Valaris Ltd reported significant financial growth in its third quarter and the first nine months of 2024, driven by increased operating revenues and improved profitability. For Q3 2024, operating revenues reached $643.1 million, a substantial increase from $455.1 million in Q3 2023. For the nine months ended September 30, 2024, revenues totaled $1,778.2 million, up from $1,300.4 million in the same period of 2023, marking a 37% increase.

Operating expenses also rose, totaling $524.4 million for Q3 2024 compared to $440.9 million in Q3 2023, and $1,523.4 million for the nine months ended September 30, 2024, versus $1,290.2 million in the prior year. Despite the increase in expenses, operating income surged to $94.9 million in Q3 2024, up from $16.6 million in Q3 2023, and $233.1 million for the nine-month period, compared to $15.2 million in 2023.

Net income for Q3 2024 was $62.9 million, significantly higher than $17.0 million in Q3 2023. For the nine months ended September 30, 2024, net income reached $239.2 million, compared to $38.3 million in the same period last year. Basic earnings per share for Q3 2024 were $0.89, up from $0.18 in Q3 2023, while for the nine months, it increased to $3.31 from $0.40.

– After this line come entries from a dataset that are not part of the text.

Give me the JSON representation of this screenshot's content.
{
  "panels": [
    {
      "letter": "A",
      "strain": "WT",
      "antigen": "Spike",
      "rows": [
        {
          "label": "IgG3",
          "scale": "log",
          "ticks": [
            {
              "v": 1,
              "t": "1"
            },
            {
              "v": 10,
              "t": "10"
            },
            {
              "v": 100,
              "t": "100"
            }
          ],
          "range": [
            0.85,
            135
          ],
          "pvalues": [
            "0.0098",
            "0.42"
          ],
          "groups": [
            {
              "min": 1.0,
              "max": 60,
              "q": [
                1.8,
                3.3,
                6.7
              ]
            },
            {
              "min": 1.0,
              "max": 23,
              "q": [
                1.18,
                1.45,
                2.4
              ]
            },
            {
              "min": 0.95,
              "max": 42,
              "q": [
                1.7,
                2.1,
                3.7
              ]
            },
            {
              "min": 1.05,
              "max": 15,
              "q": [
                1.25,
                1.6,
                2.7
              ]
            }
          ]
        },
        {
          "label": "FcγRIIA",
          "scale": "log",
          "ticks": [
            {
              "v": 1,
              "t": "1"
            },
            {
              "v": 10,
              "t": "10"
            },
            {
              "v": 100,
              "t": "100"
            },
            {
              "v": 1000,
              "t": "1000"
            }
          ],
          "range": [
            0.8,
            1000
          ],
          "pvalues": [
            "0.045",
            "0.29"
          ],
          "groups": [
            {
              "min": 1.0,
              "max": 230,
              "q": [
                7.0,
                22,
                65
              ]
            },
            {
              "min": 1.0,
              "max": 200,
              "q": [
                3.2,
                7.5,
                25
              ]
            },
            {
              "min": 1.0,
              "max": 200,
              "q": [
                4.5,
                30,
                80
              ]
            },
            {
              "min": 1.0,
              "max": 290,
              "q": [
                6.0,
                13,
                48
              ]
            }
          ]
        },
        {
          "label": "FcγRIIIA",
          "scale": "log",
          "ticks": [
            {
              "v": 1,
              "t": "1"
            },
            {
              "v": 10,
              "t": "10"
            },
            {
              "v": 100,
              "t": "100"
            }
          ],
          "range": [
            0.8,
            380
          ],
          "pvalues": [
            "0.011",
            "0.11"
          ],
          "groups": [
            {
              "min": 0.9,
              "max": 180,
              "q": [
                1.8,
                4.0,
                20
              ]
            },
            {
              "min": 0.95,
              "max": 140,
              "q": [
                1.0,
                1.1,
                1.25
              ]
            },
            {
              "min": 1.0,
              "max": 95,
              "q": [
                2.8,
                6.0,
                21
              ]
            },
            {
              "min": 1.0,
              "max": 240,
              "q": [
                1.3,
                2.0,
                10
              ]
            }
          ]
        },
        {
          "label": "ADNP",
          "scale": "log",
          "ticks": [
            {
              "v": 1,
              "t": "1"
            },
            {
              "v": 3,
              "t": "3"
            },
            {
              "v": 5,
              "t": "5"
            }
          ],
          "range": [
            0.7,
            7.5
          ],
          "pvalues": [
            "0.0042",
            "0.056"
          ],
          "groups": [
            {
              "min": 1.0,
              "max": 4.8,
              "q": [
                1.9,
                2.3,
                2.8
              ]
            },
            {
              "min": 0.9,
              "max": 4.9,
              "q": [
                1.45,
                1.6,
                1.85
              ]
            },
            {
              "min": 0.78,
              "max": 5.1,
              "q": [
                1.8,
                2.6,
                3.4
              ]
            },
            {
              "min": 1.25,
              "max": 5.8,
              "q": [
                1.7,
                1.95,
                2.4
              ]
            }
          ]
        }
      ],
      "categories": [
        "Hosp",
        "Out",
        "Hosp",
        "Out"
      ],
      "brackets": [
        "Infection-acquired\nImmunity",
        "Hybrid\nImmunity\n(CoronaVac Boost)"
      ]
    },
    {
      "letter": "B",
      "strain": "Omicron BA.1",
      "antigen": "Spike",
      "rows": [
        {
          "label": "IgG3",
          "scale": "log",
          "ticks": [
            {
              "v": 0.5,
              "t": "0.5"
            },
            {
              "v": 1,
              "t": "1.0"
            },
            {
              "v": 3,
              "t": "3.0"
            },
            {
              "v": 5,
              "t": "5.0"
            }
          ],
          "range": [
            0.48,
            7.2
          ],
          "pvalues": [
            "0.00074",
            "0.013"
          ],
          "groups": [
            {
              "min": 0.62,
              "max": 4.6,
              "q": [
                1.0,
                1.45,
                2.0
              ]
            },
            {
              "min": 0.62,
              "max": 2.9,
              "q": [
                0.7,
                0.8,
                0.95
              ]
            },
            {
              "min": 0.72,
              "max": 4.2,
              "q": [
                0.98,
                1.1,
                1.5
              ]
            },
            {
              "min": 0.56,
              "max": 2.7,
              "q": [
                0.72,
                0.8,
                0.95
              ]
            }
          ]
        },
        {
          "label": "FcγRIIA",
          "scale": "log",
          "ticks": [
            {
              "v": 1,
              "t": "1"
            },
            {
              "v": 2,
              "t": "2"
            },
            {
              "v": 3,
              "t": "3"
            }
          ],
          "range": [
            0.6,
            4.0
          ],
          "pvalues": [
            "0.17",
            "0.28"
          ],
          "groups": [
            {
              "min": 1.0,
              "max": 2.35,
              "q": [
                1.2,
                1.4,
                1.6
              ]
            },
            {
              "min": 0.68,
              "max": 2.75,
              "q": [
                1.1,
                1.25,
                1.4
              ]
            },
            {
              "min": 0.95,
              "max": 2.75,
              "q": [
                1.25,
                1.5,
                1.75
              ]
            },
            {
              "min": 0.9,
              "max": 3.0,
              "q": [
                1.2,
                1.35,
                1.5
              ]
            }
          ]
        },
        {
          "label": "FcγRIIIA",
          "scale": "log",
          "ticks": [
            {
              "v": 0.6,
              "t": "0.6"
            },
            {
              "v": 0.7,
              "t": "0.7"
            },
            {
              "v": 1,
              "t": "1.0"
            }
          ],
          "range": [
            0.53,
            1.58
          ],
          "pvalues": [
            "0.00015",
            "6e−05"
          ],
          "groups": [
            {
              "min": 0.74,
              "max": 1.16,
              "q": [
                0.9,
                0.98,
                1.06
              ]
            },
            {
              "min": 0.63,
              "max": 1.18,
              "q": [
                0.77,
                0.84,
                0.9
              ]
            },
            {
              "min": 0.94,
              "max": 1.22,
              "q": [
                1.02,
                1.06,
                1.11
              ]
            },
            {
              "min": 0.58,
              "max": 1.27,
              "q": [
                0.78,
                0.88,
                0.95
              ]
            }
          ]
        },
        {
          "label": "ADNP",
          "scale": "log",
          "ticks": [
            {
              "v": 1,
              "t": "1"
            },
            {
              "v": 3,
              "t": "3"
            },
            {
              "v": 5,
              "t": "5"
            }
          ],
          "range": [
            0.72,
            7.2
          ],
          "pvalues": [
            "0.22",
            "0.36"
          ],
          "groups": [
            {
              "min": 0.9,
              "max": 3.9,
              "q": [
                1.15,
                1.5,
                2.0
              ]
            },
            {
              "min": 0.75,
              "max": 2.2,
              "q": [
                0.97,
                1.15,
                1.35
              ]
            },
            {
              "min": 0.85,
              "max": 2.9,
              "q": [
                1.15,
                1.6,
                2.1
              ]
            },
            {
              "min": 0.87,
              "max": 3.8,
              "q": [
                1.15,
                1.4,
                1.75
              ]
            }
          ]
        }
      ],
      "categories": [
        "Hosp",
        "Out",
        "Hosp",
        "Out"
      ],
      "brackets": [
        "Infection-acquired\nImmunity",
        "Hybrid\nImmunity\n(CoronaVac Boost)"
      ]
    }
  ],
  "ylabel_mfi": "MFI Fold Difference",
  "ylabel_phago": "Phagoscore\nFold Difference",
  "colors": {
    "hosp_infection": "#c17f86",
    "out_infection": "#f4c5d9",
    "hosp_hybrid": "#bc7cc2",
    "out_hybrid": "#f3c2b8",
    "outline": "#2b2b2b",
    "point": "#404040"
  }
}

The company’s cash and cash equivalents decreased to $379.3 million as of September 30, 2024, down from $620.5 million at the end of 2023. However, accounts receivable increased to $555.8 million, up from $459.3 million at year-end 2023. Total liabilities decreased to $2,209.6 million from $2,325.2 million, while total equity rose to $2,123.8 million from $1,997.0 million.

Strategically, Valaris continues to invest in its fleet, with capital expenditures projected between $465 million and $475 million for 2024, primarily for maintenance and upgrades. The company has also authorized a share repurchase program of up to $600 million, with approximately $300 million remaining available for repurchases as of September 30, 2024.

Valaris operates through four segments: Floaters, Jackups, ARO, and Other, with Floaters and Jackups being the primary revenue contributors. The company’s joint venture, ARO, has ordered additional newbuild jackup rigs, further enhancing its operational capacity. The overall outlook for the offshore drilling market remains positive, supported by stable oil prices and improved rig utilization rates.